Personal information
- Full name: Samuel Pam, Jr.
- Date of birth: 1 August 1968 (age 57)
- Place of birth: Jos, Nigeria
- Positions: Defender; defensive midfielder;

Youth career
- 1980–1985: Plateau United

Senior career*
- Years: Team / Apps / (Gls)
- 1985–1990: Leventis United
- 1991–1995: BCC Lions
- 1996: Shooting Stars
- 1997–1999: Orlando Pirates
- 1999–2000: Ajax Cape Town
- 2000–2002: Ria Stars
- 2002–2004: Pietersburg Pillars

International career
- 1995: Nigeria / 1 / (0)

= Sam Pam =

Nigerian footballer

Samuel Pam Junior (born 1 June 1968), known as Sam Pam or Sam Pam Junior, is a former Nigerian defender and midfielder.

==Career==

Sam Pam started his youth career at Plateau United, later moving to Leventis United where he promptly became a starter and reached the 1985 African Cup Winners' Cup final at the age of 17.

He later moved to BCC Lions and reached the 1991 African Cup Winners' Cup final, again finishing as a runner-up.
During the 1995 African Cup of Champions Clubs, Pam was spotted by the Orlando Pirates after his club was knocked out of the competition by the South African side. However, they refused to sell him and he joined Shooting Stars in 1996. At his new club, he was runner-up at the 1996 African Cup of Champions Clubs, defeating Orlando Pirates at the quarterfinals. In February 1997, he joined the Buccaneers.
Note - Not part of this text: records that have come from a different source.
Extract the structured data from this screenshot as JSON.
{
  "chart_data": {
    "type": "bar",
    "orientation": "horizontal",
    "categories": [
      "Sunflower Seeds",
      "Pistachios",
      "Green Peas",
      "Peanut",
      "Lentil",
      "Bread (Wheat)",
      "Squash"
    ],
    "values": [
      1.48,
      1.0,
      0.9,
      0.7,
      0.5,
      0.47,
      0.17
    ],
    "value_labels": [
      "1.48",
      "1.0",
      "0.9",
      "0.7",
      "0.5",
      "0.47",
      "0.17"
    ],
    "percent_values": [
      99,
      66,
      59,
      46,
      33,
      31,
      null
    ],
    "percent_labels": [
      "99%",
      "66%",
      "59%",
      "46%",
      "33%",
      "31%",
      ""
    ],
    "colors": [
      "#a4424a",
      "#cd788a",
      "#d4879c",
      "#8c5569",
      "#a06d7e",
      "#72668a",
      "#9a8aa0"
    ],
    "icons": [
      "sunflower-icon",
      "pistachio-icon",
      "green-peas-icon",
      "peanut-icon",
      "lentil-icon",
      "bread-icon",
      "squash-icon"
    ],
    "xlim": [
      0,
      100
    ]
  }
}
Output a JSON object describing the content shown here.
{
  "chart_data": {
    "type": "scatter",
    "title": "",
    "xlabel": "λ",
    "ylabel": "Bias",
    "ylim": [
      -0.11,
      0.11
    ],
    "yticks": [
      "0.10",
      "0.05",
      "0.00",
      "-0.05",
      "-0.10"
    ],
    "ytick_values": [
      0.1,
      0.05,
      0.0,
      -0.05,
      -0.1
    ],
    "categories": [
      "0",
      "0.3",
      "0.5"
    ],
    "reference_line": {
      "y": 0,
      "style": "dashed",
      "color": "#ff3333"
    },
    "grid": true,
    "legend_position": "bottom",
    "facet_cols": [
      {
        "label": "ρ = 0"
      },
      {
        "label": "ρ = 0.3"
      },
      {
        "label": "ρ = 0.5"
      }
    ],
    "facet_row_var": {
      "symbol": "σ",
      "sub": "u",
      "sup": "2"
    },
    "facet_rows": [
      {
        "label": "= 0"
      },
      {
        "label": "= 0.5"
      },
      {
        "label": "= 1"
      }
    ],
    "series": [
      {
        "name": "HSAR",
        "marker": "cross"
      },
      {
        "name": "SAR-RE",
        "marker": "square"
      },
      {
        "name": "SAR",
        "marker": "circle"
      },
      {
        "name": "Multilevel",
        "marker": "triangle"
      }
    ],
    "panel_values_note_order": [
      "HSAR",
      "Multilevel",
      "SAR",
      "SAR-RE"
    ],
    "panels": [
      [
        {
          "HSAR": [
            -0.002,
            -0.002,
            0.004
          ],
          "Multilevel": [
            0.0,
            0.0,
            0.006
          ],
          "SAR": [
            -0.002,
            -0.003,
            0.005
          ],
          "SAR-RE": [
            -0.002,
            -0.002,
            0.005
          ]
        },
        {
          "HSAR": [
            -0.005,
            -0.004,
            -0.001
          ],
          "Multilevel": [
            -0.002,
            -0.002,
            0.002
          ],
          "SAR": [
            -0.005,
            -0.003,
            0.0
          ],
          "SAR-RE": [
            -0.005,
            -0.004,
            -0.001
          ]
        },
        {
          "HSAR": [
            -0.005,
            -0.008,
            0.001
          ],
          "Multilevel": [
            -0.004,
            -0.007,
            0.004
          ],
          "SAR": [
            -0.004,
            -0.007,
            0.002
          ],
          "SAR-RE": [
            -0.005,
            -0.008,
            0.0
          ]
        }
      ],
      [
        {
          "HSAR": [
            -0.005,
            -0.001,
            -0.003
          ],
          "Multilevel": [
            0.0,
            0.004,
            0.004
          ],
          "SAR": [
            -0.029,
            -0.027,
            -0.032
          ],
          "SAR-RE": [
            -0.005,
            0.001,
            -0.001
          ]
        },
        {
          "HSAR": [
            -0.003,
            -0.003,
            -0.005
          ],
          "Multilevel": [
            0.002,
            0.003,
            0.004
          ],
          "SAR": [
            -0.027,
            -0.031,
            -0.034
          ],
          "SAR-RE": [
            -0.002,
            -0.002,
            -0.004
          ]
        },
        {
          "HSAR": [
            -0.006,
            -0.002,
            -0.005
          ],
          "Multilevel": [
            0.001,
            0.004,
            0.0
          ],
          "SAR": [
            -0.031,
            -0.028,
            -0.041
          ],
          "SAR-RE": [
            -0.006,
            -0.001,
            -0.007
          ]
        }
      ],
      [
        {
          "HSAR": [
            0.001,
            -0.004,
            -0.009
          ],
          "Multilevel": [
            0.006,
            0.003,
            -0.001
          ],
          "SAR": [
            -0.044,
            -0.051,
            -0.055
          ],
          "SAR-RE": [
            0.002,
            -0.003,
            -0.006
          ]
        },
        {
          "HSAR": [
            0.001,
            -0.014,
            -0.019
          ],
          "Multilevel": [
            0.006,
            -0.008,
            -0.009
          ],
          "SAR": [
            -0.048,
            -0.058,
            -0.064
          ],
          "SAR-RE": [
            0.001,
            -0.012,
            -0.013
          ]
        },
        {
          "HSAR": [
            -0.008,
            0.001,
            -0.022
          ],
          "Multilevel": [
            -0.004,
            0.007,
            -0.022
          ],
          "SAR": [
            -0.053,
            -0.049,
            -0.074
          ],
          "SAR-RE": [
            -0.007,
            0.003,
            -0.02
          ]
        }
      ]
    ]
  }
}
During his spell at Orlando Pirates, Pam became the club captain, In June 1999, he left for Ajax Cape Town in a deal that sent goalkeeper Wayne Roberts to Orlando Pirates and was the club's first captain ever. One season later, after new coach Henk Bodewes told him that he was not on the future plans, he joined Ria Stars where he stayed until 2002, when the club was dissolved. Pam then joined Pietersburg Pillars. After two seasons close to achieving promotion to the Premier Soccer League, he decided to retire.

==International career==
Pam played once for the senior team in a match against Argentina at the 1995 King Fahd Cup.

==Retirement==
Pam stayed in South Africa after retiring, looking for a coach career.